Gli istituti di credito analizzati sono 18, e sei risultano insufficienti. Diverse le criticità riscontrate: le aziende non forniscono informazioni ai dipendenti riguardo lo stress lavoro correlato, Rls e medici competenti vengono esclusi dalla partecipazione attiva, la valutazione del rischio non viene realizzata per ogni singola agenzia e non è orientata alla ricerca di soluzioni, mancano le azioni migliorative e gli interventi per bonificare le situazioni a rischio, le analisi non sono sviluppate secondo genere, età, provenienza da altri paesi e tipologia contrattuale di lavoro (come invece prevede il decreto 81/2008). E la scelta di affidare a consulenti esterni il processo di valutazione, suggerisce la ricerca, può voler dire che non vi è l’intenzione di gestire questo rischio con le figure interne della sicurezza aziendale.
Un altro elemento critico è la formazione: la ricerca evidenzia il notevole sbilanciamento tra quella tecnico-economica, garantita al 90 per cento dei dipendenti e per un numero congruo di ore, e la formazione su salute e sicurezza, che invece viene erogata solo al 10-30 per cento degli addetti e soltanto per poche ore (con un elevato ricorso all’e-learning). Un’ultima annotazione riguarda le differenze di genere: pur avendo un personale composto di uomini e donne in misura sostanzialmente uguale (55 per cento di dipendenti maschi e 45 femmine), le donne che ricoprono il ruolo di dirigenti sono soltanto il 13,7 e di quadri il 34,7 per cento del totale, a dimostrazione del fatto che le aziende non si pongono il problema di garantire alle donne un accesso alle cariche più alte, magari intervenendo con un impegno più positivo sulle variabili che conciliano la relazione casa-lavoro.

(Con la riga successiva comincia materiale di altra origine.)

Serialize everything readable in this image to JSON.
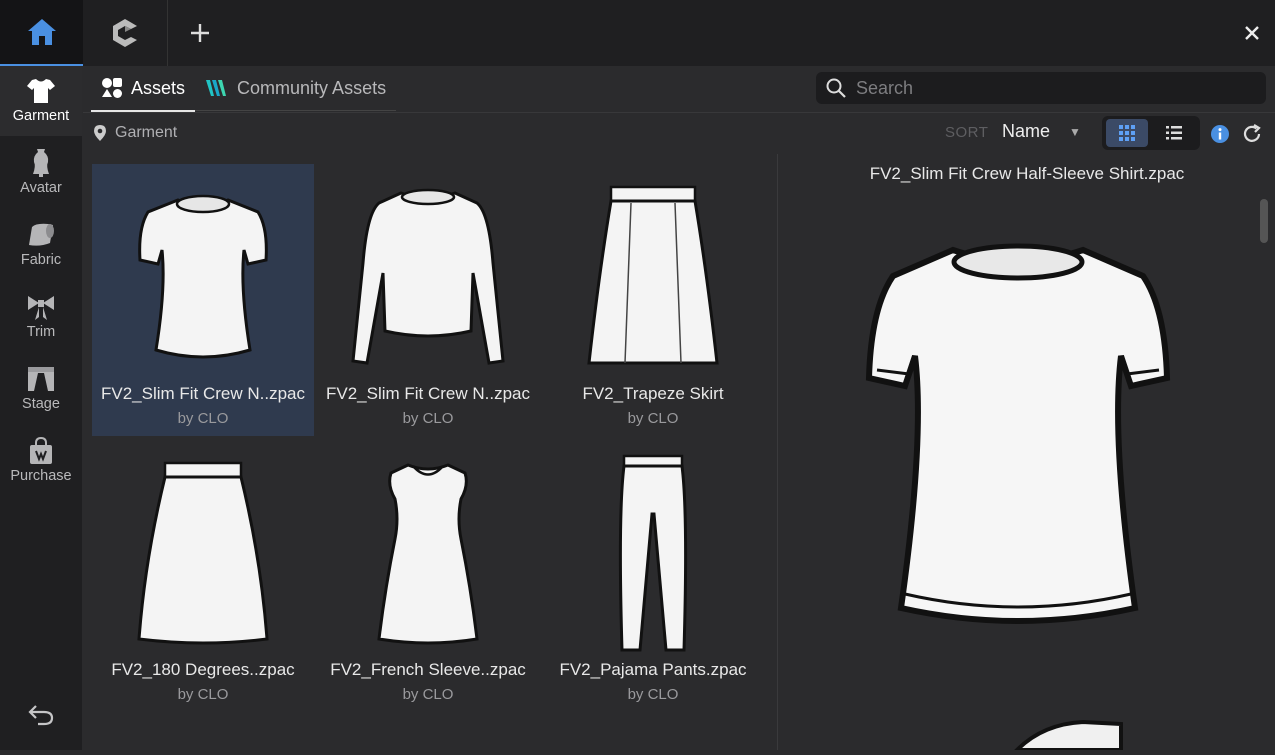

D’altro canto, però, occorre comunque rilevare che due terzi delle banche (ossia 12 su 18) sono qualificate come sufficienti o buone. Sono istituti di credito che promuovono l’attiva partecipazione degli Rls (anche mediante focus group), forniscono una formazione variegata con progetti dedicati, propongono un’informazione precisa e attenta (con intranet, newsletter, pubblicazioni aziendali), tengono in debita considerazione tutte le differenze all’interno del personale. Banche, insomma, dove si manifesta un interesse primario dei vertici aziendali e delle figure dirigenziali in merito ai temi dello stress, della salute e della sicurezza dei lavoratori, che ci si augura possano essere d’esempio per tutte le altre.